Vaccine is one of the most powerful and cost-effective tools of modern medicine. Currently, there is a renaissance in vaccine research due to the fact that healthcare authorities are increasingly recognizing the public health benefit and cost-effectiveness of vaccines. Since vaccines are administered a few times at most, they are also more cost-effective than many other drugs in treating the subsequent diseases. In recent years, several economists have argued convincingly that the cost savings are even more impressive because they go beyond the cost of medical care, and should include income lost due to illness and its sequelae[82]. The revival of interest in vaccines has of course also been underpinned by a rapidly expanding body of knowledge in the fields of immunology and by the impressive biotechnological advancement in recent years. Today, purification of microbial elements, genetic engineering, and improved knowledge of immune protection allow direct creation of attenuated mutants, expression of vaccine proteins in a variety of vectors, purification and even synthesis of microbial antigens, and induction of immune responses through manipulation of DNA, RNA, and proteins. A major aim is to integrate information gathered from classical pre-clinical trials with that derived from different fields of investigation.
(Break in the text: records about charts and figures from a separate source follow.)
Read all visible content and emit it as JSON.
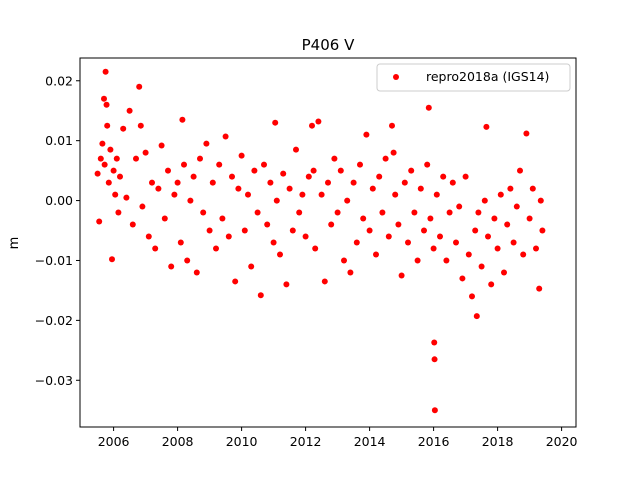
{
  "chart_data": {
    "type": "scatter",
    "title": "P406 V",
    "xlabel": "",
    "ylabel": "m",
    "xlim": [
      2004.95,
      2020.45
    ],
    "ylim": [
      -0.0378,
      0.0238
    ],
    "xticks": [
      2006,
      2008,
      2010,
      2012,
      2014,
      2016,
      2018,
      2020
    ],
    "xtick_labels": [
      "2006",
      "2008",
      "2010",
      "2012",
      "2014",
      "2016",
      "2018",
      "2020"
    ],
    "yticks": [
      -0.03,
      -0.02,
      -0.01,
      0.0,
      0.01,
      0.02
    ],
    "ytick_labels": [
      "−0.03",
      "−0.02",
      "−0.01",
      "0.00",
      "0.01",
      "0.02"
    ],
    "legend_position": "upper right",
    "grid": false,
    "series": [
      {
        "name": "repro2018a (IGS14)",
        "color": "#ff0000",
        "marker": "circle",
        "points": [
          [
            2005.5,
            0.0045
          ],
          [
            2005.55,
            -0.0035
          ],
          [
            2005.6,
            0.007
          ],
          [
            2005.65,
            0.0095
          ],
          [
            2005.7,
            0.017
          ],
          [
            2005.72,
            0.006
          ],
          [
            2005.75,
            0.0215
          ],
          [
            2005.78,
            0.016
          ],
          [
            2005.8,
            0.0125
          ],
          [
            2005.85,
            0.003
          ],
          [
            2005.9,
            0.0085
          ],
          [
            2005.95,
            -0.0098
          ],
          [
            2006.0,
            0.005
          ],
          [
            2006.05,
            0.001
          ],
          [
            2006.1,
            0.007
          ],
          [
            2006.15,
            -0.002
          ],
          [
            2006.2,
            0.004
          ],
          [
            2006.3,
            0.012
          ],
          [
            2006.4,
            0.0005
          ],
          [
            2006.5,
            0.015
          ],
          [
            2006.6,
            -0.004
          ],
          [
            2006.7,
            0.007
          ],
          [
            2006.8,
            0.019
          ],
          [
            2006.85,
            0.0125
          ],
          [
            2006.9,
            -0.001
          ],
          [
            2007.0,
            0.008
          ],
          [
            2007.1,
            -0.006
          ],
          [
            2007.2,
            0.003
          ],
          [
            2007.3,
            -0.008
          ],
          [
            2007.4,
            0.002
          ],
          [
            2007.5,
            0.0092
          ],
          [
            2007.6,
            -0.003
          ],
          [
            2007.7,
            0.005
          ],
          [
            2007.8,
            -0.011
          ],
          [
            2007.9,
            0.001
          ],
          [
            2008.0,
            0.003
          ],
          [
            2008.1,
            -0.007
          ],
          [
            2008.15,
            0.0135
          ],
          [
            2008.2,
            0.006
          ],
          [
            2008.3,
            -0.01
          ],
          [
            2008.4,
            0.0
          ],
          [
            2008.5,
            0.004
          ],
          [
            2008.6,
            -0.012
          ],
          [
            2008.7,
            0.007
          ],
          [
            2008.8,
            -0.002
          ],
          [
            2008.9,
            0.0095
          ],
          [
            2009.0,
            -0.005
          ],
          [
            2009.1,
            0.003
          ],
          [
            2009.2,
            -0.008
          ],
          [
            2009.3,
            0.006
          ],
          [
            2009.4,
            -0.003
          ],
          [
            2009.5,
            0.0107
          ],
          [
            2009.6,
            -0.006
          ],
          [
            2009.7,
            0.004
          ],
          [
            2009.8,
            -0.0135
          ],
          [
            2009.9,
            0.002
          ],
          [
            2010.0,
            0.0075
          ],
          [
            2010.1,
            -0.005
          ],
          [
            2010.2,
            0.001
          ],
          [
            2010.3,
            -0.011
          ],
          [
            2010.4,
            0.005
          ],
          [
            2010.5,
            -0.002
          ],
          [
            2010.6,
            -0.0158
          ],
          [
            2010.7,
            0.006
          ],
          [
            2010.8,
            -0.004
          ],
          [
            2010.9,
            0.003
          ],
          [
            2011.0,
            -0.007
          ],
          [
            2011.05,
            0.013
          ],
          [
            2011.1,
            0.0
          ],
          [
            2011.2,
            -0.009
          ],
          [
            2011.3,
            0.0045
          ],
          [
            2011.4,
            -0.014
          ],
          [
            2011.5,
            0.002
          ],
          [
            2011.6,
            -0.005
          ],
          [
            2011.7,
            0.0085
          ],
          [
            2011.8,
            -0.002
          ],
          [
            2011.9,
            0.001
          ],
          [
            2012.0,
            -0.006
          ],
          [
            2012.1,
            0.004
          ],
          [
            2012.2,
            0.0125
          ],
          [
            2012.25,
            0.005
          ],
          [
            2012.3,
            -0.008
          ],
          [
            2012.4,
            0.0132
          ],
          [
            2012.5,
            0.001
          ],
          [
            2012.6,
            -0.0135
          ],
          [
            2012.7,
            0.003
          ],
          [
            2012.8,
            -0.004
          ],
          [
            2012.9,
            0.007
          ],
          [
            2013.0,
            -0.002
          ],
          [
            2013.1,
            0.005
          ],
          [
            2013.2,
            -0.01
          ],
          [
            2013.3,
            0.0
          ],
          [
            2013.4,
            -0.012
          ],
          [
            2013.5,
            0.003
          ],
          [
            2013.6,
            -0.007
          ],
          [
            2013.7,
            0.006
          ],
          [
            2013.8,
            -0.003
          ],
          [
            2013.9,
            0.011
          ],
          [
            2014.0,
            -0.005
          ],
          [
            2014.1,
            0.002
          ],
          [
            2014.2,
            -0.009
          ],
          [
            2014.3,
            0.004
          ],
          [
            2014.4,
            -0.002
          ],
          [
            2014.5,
            0.007
          ],
          [
            2014.6,
            -0.006
          ],
          [
            2014.7,
            0.0125
          ],
          [
            2014.75,
            0.008
          ],
          [
            2014.8,
            0.001
          ],
          [
            2014.9,
            -0.004
          ],
          [
            2015.0,
            -0.0125
          ],
          [
            2015.1,
            0.003
          ],
          [
            2015.2,
            -0.007
          ],
          [
            2015.3,
            0.005
          ],
          [
            2015.4,
            -0.002
          ],
          [
            2015.5,
            -0.01
          ],
          [
            2015.6,
            0.002
          ],
          [
            2015.7,
            -0.005
          ],
          [
            2015.8,
            0.006
          ],
          [
            2015.85,
            0.0155
          ],
          [
            2015.9,
            -0.003
          ],
          [
            2016.0,
            -0.008
          ],
          [
            2016.02,
            -0.0237
          ],
          [
            2016.03,
            -0.0265
          ],
          [
            2016.04,
            -0.035
          ],
          [
            2016.1,
            0.001
          ],
          [
            2016.2,
            -0.006
          ],
          [
            2016.3,
            0.004
          ],
          [
            2016.4,
            -0.01
          ],
          [
            2016.5,
            -0.002
          ],
          [
            2016.6,
            0.003
          ],
          [
            2016.7,
            -0.007
          ],
          [
            2016.8,
            -0.001
          ],
          [
            2016.9,
            -0.013
          ],
          [
            2017.0,
            0.004
          ],
          [
            2017.1,
            -0.009
          ],
          [
            2017.2,
            -0.016
          ],
          [
            2017.3,
            -0.005
          ],
          [
            2017.35,
            -0.0193
          ],
          [
            2017.4,
            -0.002
          ],
          [
            2017.5,
            -0.011
          ],
          [
            2017.6,
            0.0
          ],
          [
            2017.65,
            0.0123
          ],
          [
            2017.7,
            -0.006
          ],
          [
            2017.8,
            -0.014
          ],
          [
            2017.9,
            -0.003
          ],
          [
            2018.0,
            -0.008
          ],
          [
            2018.1,
            0.001
          ],
          [
            2018.2,
            -0.012
          ],
          [
            2018.3,
            -0.004
          ],
          [
            2018.4,
            0.002
          ],
          [
            2018.5,
            -0.007
          ],
          [
            2018.6,
            -0.001
          ],
          [
            2018.7,
            0.005
          ],
          [
            2018.8,
            -0.009
          ],
          [
            2018.9,
            0.0112
          ],
          [
            2019.0,
            -0.003
          ],
          [
            2019.1,
            0.002
          ],
          [
            2019.2,
            -0.008
          ],
          [
            2019.3,
            -0.0147
          ],
          [
            2019.35,
            0.0
          ],
          [
            2019.4,
            -0.005
          ]
        ]
      }
    ]
  }
}
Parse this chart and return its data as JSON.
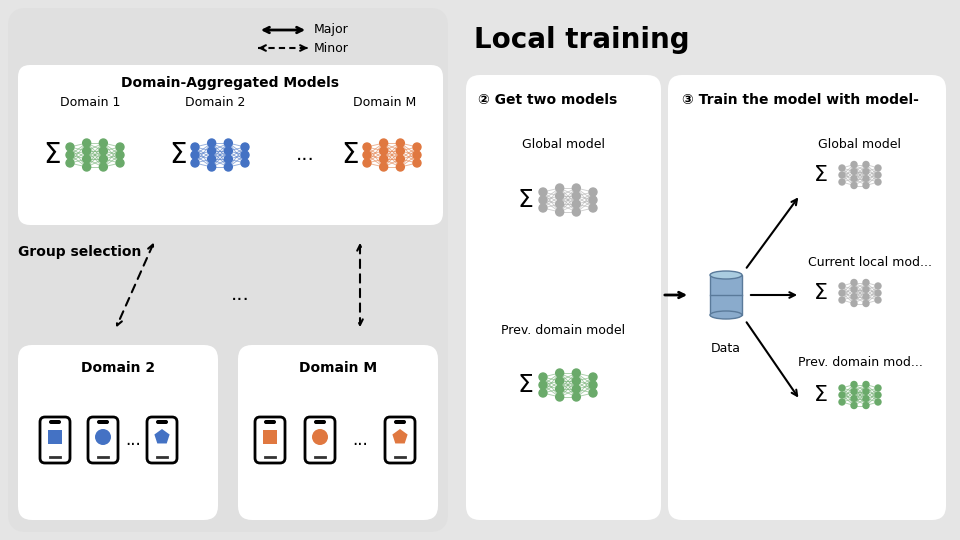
{
  "bg_outer": "#e5e5e5",
  "bg_left_panel": "#e0e0e0",
  "bg_right_panel": "#e5e5e5",
  "bg_white": "#ffffff",
  "title_local": "Local training",
  "legend_major": "Major",
  "legend_minor": "Minor",
  "domain_agg_title": "Domain-Aggregated Models",
  "domain_labels": [
    "Domain 1",
    "Domain 2",
    "Domain M"
  ],
  "group_selection_text": "Group selection",
  "step2_title": "② Get two models",
  "step3_title": "③ Train the model with model-",
  "global_model_label": "Global model",
  "prev_domain_label": "Prev. domain model",
  "current_local_label": "Current local mod...",
  "prev_domain_label2": "Prev. domain mod...",
  "data_label": "Data",
  "domain2_label": "Domain 2",
  "domainM_label": "Domain M",
  "color_green": "#6aaa6a",
  "color_blue": "#4472c4",
  "color_orange": "#e07840",
  "color_gray": "#aaaaaa",
  "color_db": "#8aabcc"
}
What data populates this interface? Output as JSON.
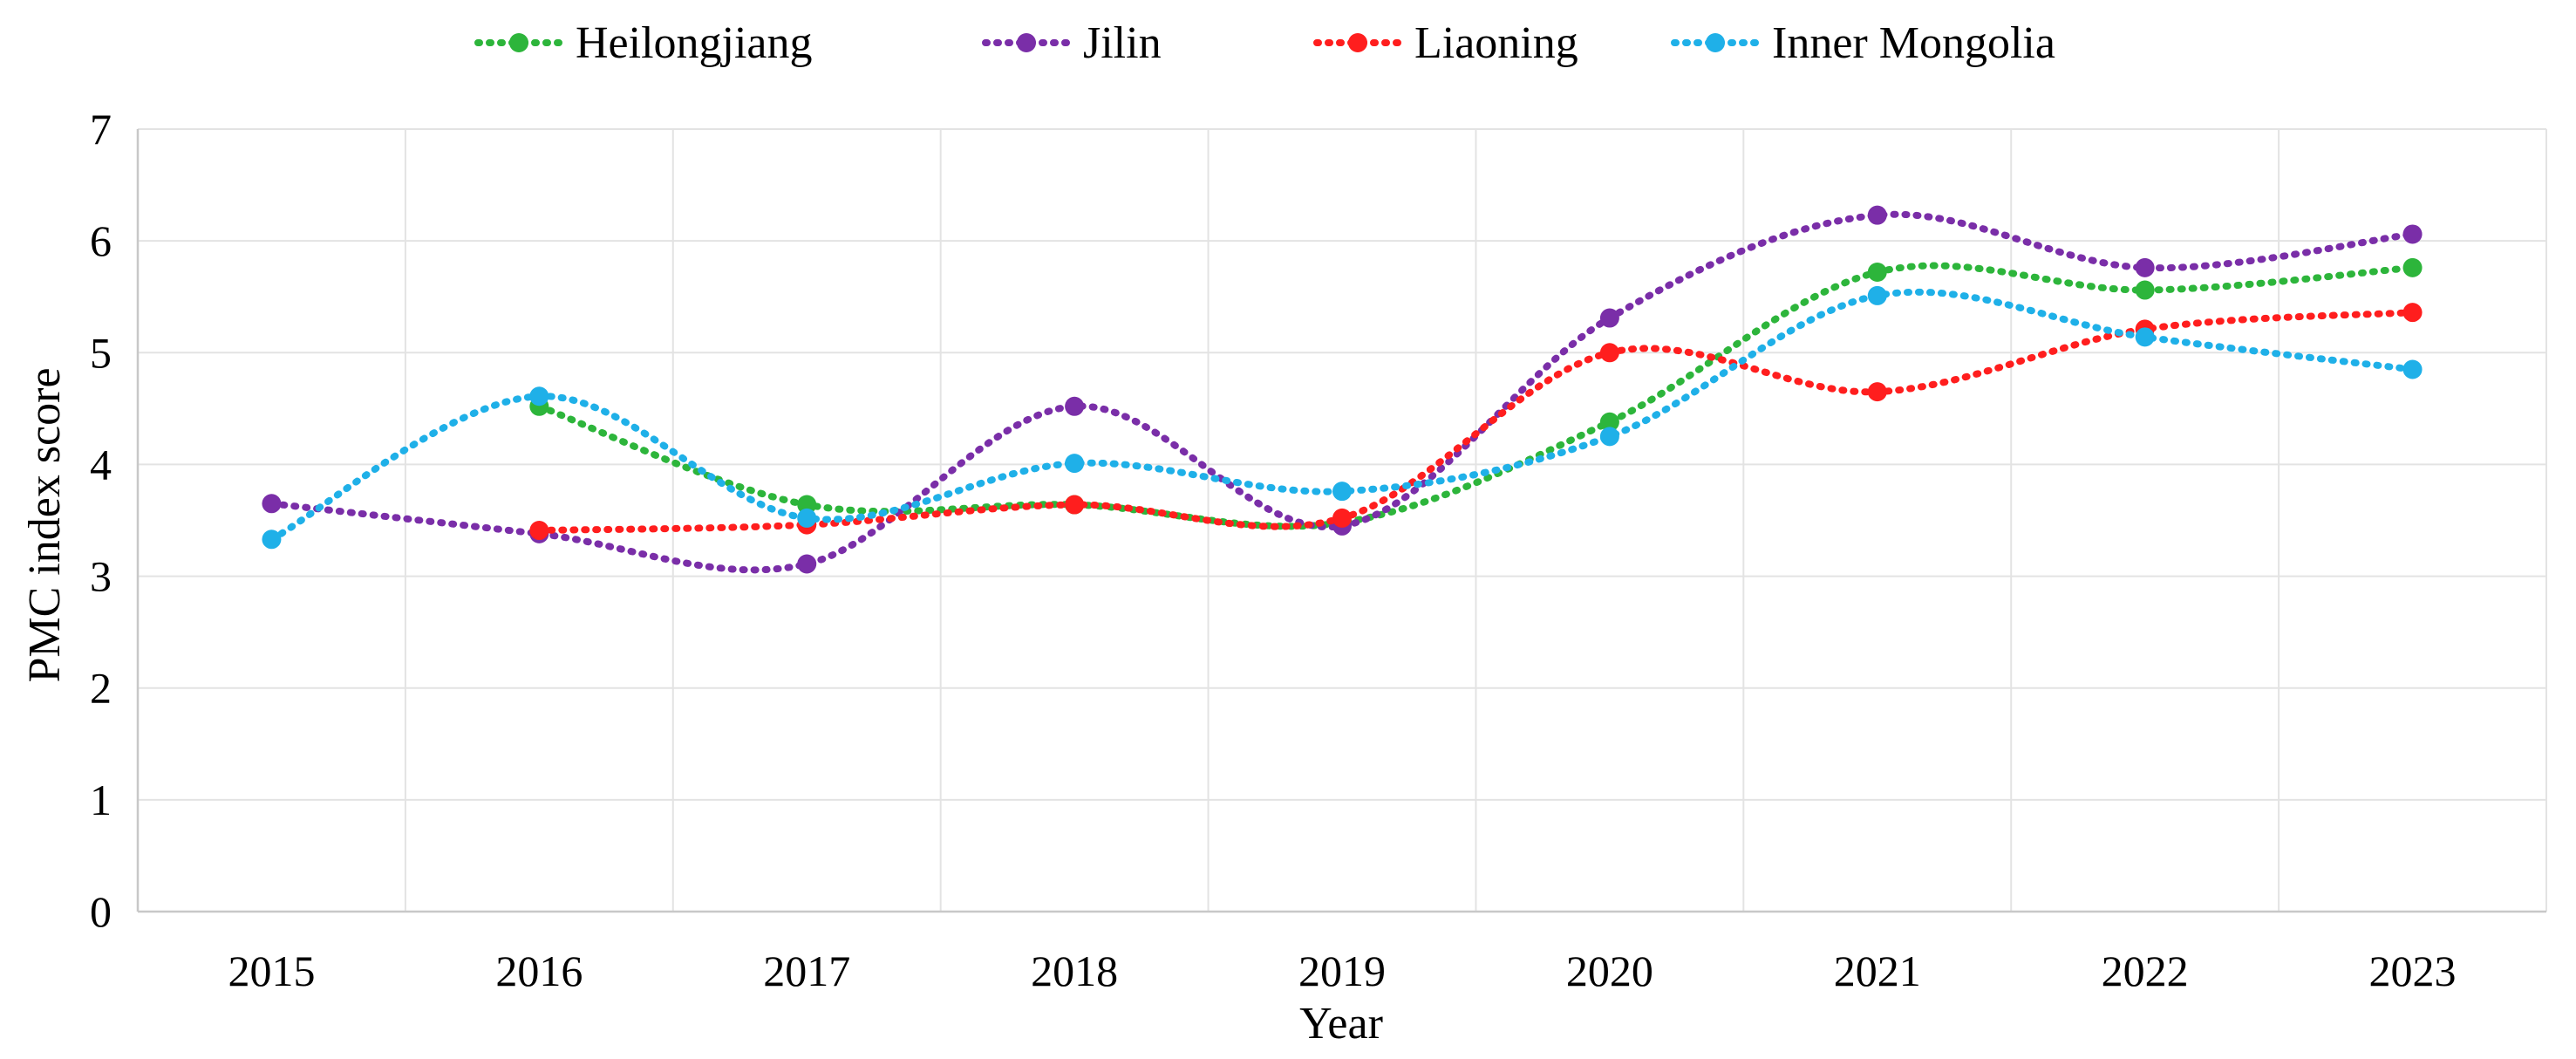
{
  "chart_data": {
    "type": "line",
    "title": "",
    "xlabel": "Year",
    "ylabel": "PMC index score",
    "categories": [
      "2015",
      "2016",
      "2017",
      "2018",
      "2019",
      "2020",
      "2021",
      "2022",
      "2023"
    ],
    "ylim": [
      0,
      7
    ],
    "yticks": [
      "0",
      "1",
      "2",
      "3",
      "4",
      "5",
      "6",
      "7"
    ],
    "grid": true,
    "legend_position": "top-center",
    "series": [
      {
        "name": "Heilongjiang",
        "color": "#2db53b",
        "values": [
          null,
          4.52,
          3.64,
          3.64,
          3.48,
          4.38,
          5.72,
          5.56,
          5.76
        ]
      },
      {
        "name": "Jilin",
        "color": "#7a2ea8",
        "values": [
          3.65,
          3.38,
          3.11,
          4.52,
          3.45,
          5.31,
          6.23,
          5.76,
          6.06
        ]
      },
      {
        "name": "Liaoning",
        "color": "#ff1e1e",
        "values": [
          null,
          3.41,
          3.46,
          3.64,
          3.52,
          5.0,
          4.65,
          5.21,
          5.36
        ]
      },
      {
        "name": "Inner Mongolia",
        "color": "#1fb0e8",
        "values": [
          3.33,
          4.61,
          3.52,
          4.01,
          3.76,
          4.25,
          5.51,
          5.14,
          4.85
        ]
      }
    ]
  }
}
In this context, several approaches are being pursued to improve rationally designed delivery systems. We have been exploring the advantages of two innovative antigen display systems derived from non-pathogenic prokaryotic organisms, based on the filamentous bacteriophages fd and the acyltransferase component (the E2 protein) from the PDH complex of B. stearothermophilus. The fd and E2 antigen delivery systems combine the safety with the capability to trigger both humoral and cellular antigen-specific immune response, even in the absence of adjuvants. Both of these vehicles gain access to APCs, and intersect the human leukocyte antigen class I and II intracellular compartments, inducing specific cytotoxic T-lymphocyte responses. Moreover, the E2DISP delivery system offers a unique opportunity to display up to 60 copies of individual or multiple heterologous polypeptides, by preserving their native structure on the surface of a single VLP. These antigen presentation systems could be combined with other well-studied vaccines in an attempt to elicit full-spectrum immune responses.